Darzee e a companheira, em vez de responderem,
recolheram-se precipitadamente para dentro do ninho. É que do espesso do
ervaçal viera um silvo surdo, um horrível som arrepiante... que fez Rikki-tikki
dar um pulo para trás. E então, polegada a polegada, ergueu-se da erva a cabeça
com o capelo ereto de Nag, a grande cobra negra de mais de dois metros de
comprimento. Depois que se levantou de um terço acima do solo, ficou a
bambolear-se da esquerda para a direita, exatamente como se balança um pé de
taraxaco - e a cobra olhava para Rikki-tikki com esses olhos duros das
serpentes, os quais nunca mudam de expressão, seja o que for que elas pensem.
- Quer saber quem é Nag? Sou eu, disse a cobra. O
grande deus Brama pôs sua marca sobre todo o nosso povo, quando a primeira
cobra estirou o seu capelo para o preservar do sol enquanto dormia... Olha para
mim e treme, mangusta !
A cobra retesou o mais que pode o seu capelo, e
Rikki-tikki pode ver sobre seu corpo as marcas em forma de argolas.
Por um minuto a mangusta sentiu medo; mas é
impossível tal animalzinho sentir medo por muito tempo e, embora Rikki-tikki
jamais houvesse encontrado uma cobra, sua mãe a nutrira de carne de cobras e
lhe ensinara que o destino das mangustas é fazer guerra às cobras e devorá-las.
Nag também sabia disso e lá no fundo do coração estava receosa.
- Muito bem, disse Rikki-tikki - e sua cauda
eriçou-se de novo. Com marcas de Brama ou não, acha que tem o direi to de comer
os filhotes de passarinho que caem do poleiro?
Nag vigilava os menores movimentos do ervaçal que
se estendia por trás da mangusta. Sabia muito bem o significado de mangusta no
jardim - simplesmente morte para si e sua família, mais cedo ou mais tarde.
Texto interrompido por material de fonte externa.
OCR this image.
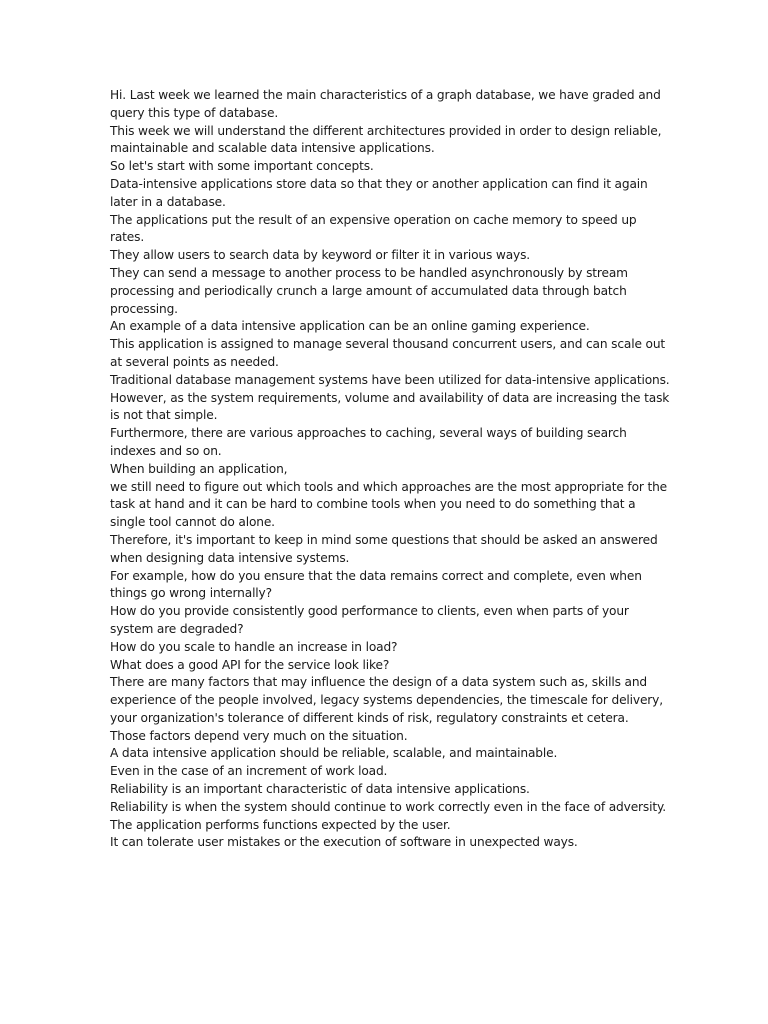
Hi. Last week we learned the main characteristics of a graph database, we have graded and query this type of database.

This week we will understand the different architectures provided in order to design reliable, maintainable and scalable data intensive applications.

So let's start with some important concepts.

Data-intensive applications store data so that they or another application can find it again later in a database.

The applications put the result of an expensive operation on cache memory to speed up rates.

They allow users to search data by keyword or filter it in various ways.

They can send a message to another process to be handled asynchronously by stream processing and periodically crunch a large amount of accumulated data through batch processing.

An example of a data intensive application can be an online gaming experience.

This application is assigned to manage several thousand concurrent users, and can scale out at several points as needed.

Traditional database management systems have been utilized for data-intensive applications.

However, as the system requirements, volume and availability of data are increasing the task is not that simple.

Furthermore, there are various approaches to caching, several ways of building search indexes and so on.

When building an application,

we still need to figure out which tools and which approaches are the most appropriate for the task at hand and it can be hard to combine tools when you need to do something that a single tool cannot do alone.

Therefore, it's important to keep in mind some questions that should be asked an answered when designing data intensive systems.

For example, how do you ensure that the data remains correct and complete, even when things go wrong internally?

How do you provide consistently good performance to clients, even when parts of your system are degraded?

How do you scale to handle an increase in load?

What does a good API for the service look like?

There are many factors that may influence the design of a data system such as, skills and experience of the people involved, legacy systems dependencies, the timescale for delivery, your organization's tolerance of different kinds of risk, regulatory constraints et cetera.

Those factors depend very much on the situation.

A data intensive application should be reliable, scalable, and maintainable.

Even in the case of an increment of work load.

Reliability is an important characteristic of data intensive applications.

Reliability is when the system should continue to work correctly even in the face of adversity.

The application performs functions expected by the user.

It can tolerate user mistakes or the execution of software in unexpected ways.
Era
preciso, pois, apanhá-la de surpresa. Pensando assim, Nag moleou o corpo e
disse:
- Conversemos ... Você come ovos. Por que não
havemos nós de comer o que sai dos ovos? Responda.
- Olhe para trás, olhe para trás ! cantou
disfarçadamente Darzee.
Rikki-tikki compreendeu instantaneamente o aviso,
sem necessidade de voltar a cabeça para ver do que se tratava. E saltou para o
ar, o mais alto que pode, ouvindo o ruído dum bote que falha. Era Nagaína, a
companheira de Nag. Tinha vindo por detrás, sorrateiramente, enquanto Nag
distraía a mangusta, a fim de dar cabo do inimigo por surpresa. Rikki-tikki,
ainda no ar, ouviu o silvo de raiva da cobra lograda; depois veio ao chão e
quase que caiu de costas. Se fosse mangusta de mais idade saberia que era
aquele o momento de quebrar a espinha do inimigo com uma boa mordedura, mas
apavorou-se com a terrível chicotada que recebeu e limitou-se a uma mordidela
única, pulando de lado. Nagaína ficou a rabear, furiosa e malferida.
- Malvado ! Malvado Darzee! exclamou Nag.
E deu o salto mais impetuoso que pode na direção do ninho; Darzee,
porém, o construíra de modo a pô-lo fora do alcance de qualquer serpente - e o
ninho continuou lá em cima, a balouçar-se, inatingido.